Memory Considerations

The memory parameter dictates how many previous states are used to evaluate the next step.

A memory of 500 with dt=0.01 means the system “remembers” the last 5.0 seconds of simulation.
As memory increases, the computational cost per step increases linearly.
If the simulation time exceeds the memory window, the oldest states are discarded (sliding window approximation).

Published Validation

The three-stage EFORK implementation is validated independently from any chaotic-system classification using the manufactured-solution examples in Ghoreishi, Ghaffari, and Saad (2023).

Validated Stage Formula

The published method evaluates

K3 = h^alpha F_n(t_n + c3 h, y_n + a31 K1 + a32 K2)

where F_n includes the known Caputo-history contribution at each internal stage. This is also the ordering used by the independent ejemplo1.py script supplied by Dr. Luis Gerardo de la Fraga of CINVESTAV Unidad Zacatenco.

Published Tables Reproduced

The validation runs Examples 1 and 2 at T=1, for N = 40, 80, 160, 320, 640.

Table	Example	Fractional order	Status
3	Example 1	0.25	Reproduced
4	Example 1	0.50	Reproduced
9	Example 2	0.25	Reproduced
10	Example 2	0.50	Reproduced

The largest absolute difference from a displayed paper value is 5.5489224e-9, within a 6e-9 threshold selected for the article’s printed rounding.

EFORK-3 manufactured-solution convergence

Registered Evidence

The library validation package contains the computed CSV, the machine-readable summary, the convergence plot above, and source-hashed copies of constantes_efork.py and ejemplo1.py:

version_2/validation/reference_cases/efork3_ghoreishi_ghaffari/

This numerical-method validation is separate from the integer Chua hidden-attractor reference run. A chaotic trajectory is only reported after its integration-dependent outputs have been calculated with the corrected validated stage ordering.

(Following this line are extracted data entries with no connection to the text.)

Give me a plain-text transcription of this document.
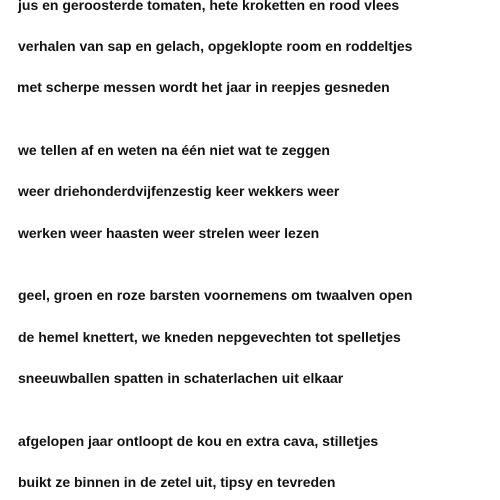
jus en geroosterde tomaten, hete kroketten en rood vlees
verhalen van sap en gelach, opgeklopte room en roddeltjes
met scherpe messen wordt het jaar in reepjes gesneden
we tellen af en weten na één niet wat te zeggen
weer driehonderdvijfenzestig keer wekkers weer
werken weer haasten weer strelen weer lezen
geel, groen en roze barsten voornemens om twaalven open
de hemel knettert, we kneden nepgevechten tot spelletjes
sneeuwballen spatten in schaterlachen uit elkaar
afgelopen jaar ontloopt de kou en extra cava, stilletjes
buikt ze binnen in de zetel uit, tipsy en tevreden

It validates the published EFORK-3 reference implementation and the corrected q=1 rerun; it does not by itself validate truncated-memory fractional native trajectories. Those require separate fractional evidence.

Reference

F. Ghoreishi, R. Ghaffari, and N. Saad, “Fractional Order Runge-Kutta Methods,” Fractal and Fractional, vol. 7, article 245, 2023.